Her husband, who has worked virtually since 2022, says he’s made time to go running with a neighbor each week, plays soccer regularly on Sunday mornings and writes for a music blog called Chorus.FM. “These are things that I do just for fun, for me, that keep me sane,” Adam Grundy says.

The judgment against taking time for oneself can be even harsher for dads, who some assume are traditionally less hands-on in the first place and get to take a “Father Knows Best”-like rest in a recliner with a pipe while Mom does everything else. Cris Avery, who was his 12-year-old daughter Nya’s primary caregiver for much of her life and now shares custody with his ex-wife in Brooklyn, New York, says it sometimes seems like people have to be convinced he needs it.

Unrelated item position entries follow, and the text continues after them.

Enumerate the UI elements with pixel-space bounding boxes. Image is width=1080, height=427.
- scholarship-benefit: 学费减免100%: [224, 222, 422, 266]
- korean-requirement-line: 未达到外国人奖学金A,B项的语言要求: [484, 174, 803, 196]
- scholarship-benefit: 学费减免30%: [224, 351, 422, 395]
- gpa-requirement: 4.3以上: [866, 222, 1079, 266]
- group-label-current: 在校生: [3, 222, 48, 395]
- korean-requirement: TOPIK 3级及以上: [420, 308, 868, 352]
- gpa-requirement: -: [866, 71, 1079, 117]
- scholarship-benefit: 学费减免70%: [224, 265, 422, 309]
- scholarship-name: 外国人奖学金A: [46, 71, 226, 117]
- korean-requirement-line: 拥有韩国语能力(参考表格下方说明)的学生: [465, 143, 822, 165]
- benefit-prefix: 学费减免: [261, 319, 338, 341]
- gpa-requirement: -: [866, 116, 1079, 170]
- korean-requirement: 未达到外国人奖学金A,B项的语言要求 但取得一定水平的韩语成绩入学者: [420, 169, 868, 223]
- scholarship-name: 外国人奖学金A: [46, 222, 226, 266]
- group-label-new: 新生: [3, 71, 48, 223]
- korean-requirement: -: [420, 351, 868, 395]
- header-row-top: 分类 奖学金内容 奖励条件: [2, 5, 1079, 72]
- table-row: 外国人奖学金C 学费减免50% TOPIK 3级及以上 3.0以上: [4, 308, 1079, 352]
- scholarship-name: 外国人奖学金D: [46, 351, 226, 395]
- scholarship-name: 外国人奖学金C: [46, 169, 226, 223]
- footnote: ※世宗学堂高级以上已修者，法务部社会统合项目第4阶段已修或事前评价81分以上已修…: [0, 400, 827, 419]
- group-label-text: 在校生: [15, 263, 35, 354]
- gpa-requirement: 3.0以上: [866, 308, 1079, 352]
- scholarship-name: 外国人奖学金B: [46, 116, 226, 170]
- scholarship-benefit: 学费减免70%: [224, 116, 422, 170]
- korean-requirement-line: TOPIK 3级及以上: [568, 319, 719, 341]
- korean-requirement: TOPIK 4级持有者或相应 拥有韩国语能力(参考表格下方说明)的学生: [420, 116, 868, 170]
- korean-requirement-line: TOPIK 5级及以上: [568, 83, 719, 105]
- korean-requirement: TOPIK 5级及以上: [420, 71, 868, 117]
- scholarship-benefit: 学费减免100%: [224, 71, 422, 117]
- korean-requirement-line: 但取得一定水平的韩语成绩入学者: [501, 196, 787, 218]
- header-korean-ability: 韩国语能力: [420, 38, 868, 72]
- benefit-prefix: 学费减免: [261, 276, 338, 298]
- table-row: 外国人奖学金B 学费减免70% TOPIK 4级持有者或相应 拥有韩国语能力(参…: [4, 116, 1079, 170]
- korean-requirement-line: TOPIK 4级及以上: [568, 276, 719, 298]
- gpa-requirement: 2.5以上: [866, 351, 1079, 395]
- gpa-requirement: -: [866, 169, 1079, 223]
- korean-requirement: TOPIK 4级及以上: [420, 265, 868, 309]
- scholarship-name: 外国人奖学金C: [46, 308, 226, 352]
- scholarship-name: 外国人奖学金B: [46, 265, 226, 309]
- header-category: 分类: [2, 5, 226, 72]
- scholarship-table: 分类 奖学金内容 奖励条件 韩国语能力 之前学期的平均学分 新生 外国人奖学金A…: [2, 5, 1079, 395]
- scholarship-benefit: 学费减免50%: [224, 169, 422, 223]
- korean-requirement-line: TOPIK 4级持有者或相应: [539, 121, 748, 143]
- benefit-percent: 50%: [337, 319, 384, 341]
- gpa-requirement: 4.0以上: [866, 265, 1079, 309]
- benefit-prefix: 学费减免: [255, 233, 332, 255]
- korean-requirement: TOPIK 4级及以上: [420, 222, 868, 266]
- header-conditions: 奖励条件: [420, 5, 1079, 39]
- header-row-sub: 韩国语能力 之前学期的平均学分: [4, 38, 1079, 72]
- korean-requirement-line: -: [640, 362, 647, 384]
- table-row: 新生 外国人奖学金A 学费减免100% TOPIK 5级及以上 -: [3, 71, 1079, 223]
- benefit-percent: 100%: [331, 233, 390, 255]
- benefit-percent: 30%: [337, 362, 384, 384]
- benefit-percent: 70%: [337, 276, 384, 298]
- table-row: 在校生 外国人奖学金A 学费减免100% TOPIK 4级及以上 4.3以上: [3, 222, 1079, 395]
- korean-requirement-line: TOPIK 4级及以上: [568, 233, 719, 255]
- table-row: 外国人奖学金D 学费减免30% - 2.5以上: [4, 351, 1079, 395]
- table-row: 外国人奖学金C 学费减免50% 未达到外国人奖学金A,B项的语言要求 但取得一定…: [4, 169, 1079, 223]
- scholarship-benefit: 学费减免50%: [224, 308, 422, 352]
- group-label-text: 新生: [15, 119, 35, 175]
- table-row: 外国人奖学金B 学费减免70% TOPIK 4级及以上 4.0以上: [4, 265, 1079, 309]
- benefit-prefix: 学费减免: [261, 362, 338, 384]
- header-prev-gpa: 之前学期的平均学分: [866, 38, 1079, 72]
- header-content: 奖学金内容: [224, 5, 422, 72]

“There were many ‘Moms Surviving The Pandemic’ groups but they weren’t specifically for dads. They were like, ‘Well, it’s kinda good you’re taking care of your daughter,’ and I was her primary caregiver,” he says.


Instead of getting the kids out of the house, Kara Higgins, of Council Bluffs, Iowa, actually added two to her previous brood of four — a Japanese exchange student who came to the States in fall 2019 and stayed, and a foster baby who came as “a pandemic surprise” in May 2020. Higgins and her husband, Ryan, are now in the process of adopting her.

Higgins, who works in health care and risks COVID-19 exposure on the job, sought out activities that give her dedicated time for herself and “not expose other people to all my cooties,” she says. One is a live fitness class app called Open Fit, “where I found an online community working out with other people. I needed to be distant but I’m also an extrovert, so it’s a way to have some community. It’s been really great.”

Of course, with that much work responsibility and that many people in her house, there are times “where I try to disconnect.” The practice started in the beginning of the pandemic where she “would strip down naked and tell the kids, ‘Let me get a shower and get the COVID off me. Give me a few minutes and I’ll be ready.’ Now everyone knows my boundaries. And I find it’s really important to not feel ashamed or guilty if I need to go for an hour to be by myself.”

There doesn’t seem to be a template or a rule for how to get that time, as long as it’s time set aside away from the kids. For Janet Max, of Takoma Park, Maryland, it was a regular walk with neighbors “for the first solid five months of the pandemic. We’d get a text that said ‘See you on the corner’ and we went,” she says. “Those walks were my savior.”

Kelly Durkin, a mother of three in Columbia, Maryland, “has definitely been on a podcast tangent,” along with TV binges with her husband of shows like “Outlander” and the “Sex and The City” reboot “And Just Like That …” She sometimes eludes her kids, using chores as a cover. “I’m like, ‘Gotta go fold laundry! So sorry!'” she says.

She, of course, is not sorry, and social worker Appeldoorn says that’s the right attitude. She lists our current societal Wordle obsession as “the best example of collective play I’ve seen in the 10 years. Self-care is anything that helps our nervous systems feel safe and reset, and also gives us fuel in our tanks that we need in order to keep at it. Just taking breaks is not enough anymore. There’s nothing selfish about it. And whatever it is, it has to be for you.”

Which is why I’ll never feel bad about Mommy’s True Crime Time. That’s what it takes for me to feel more like myself. And the only crime being committed is on the screen.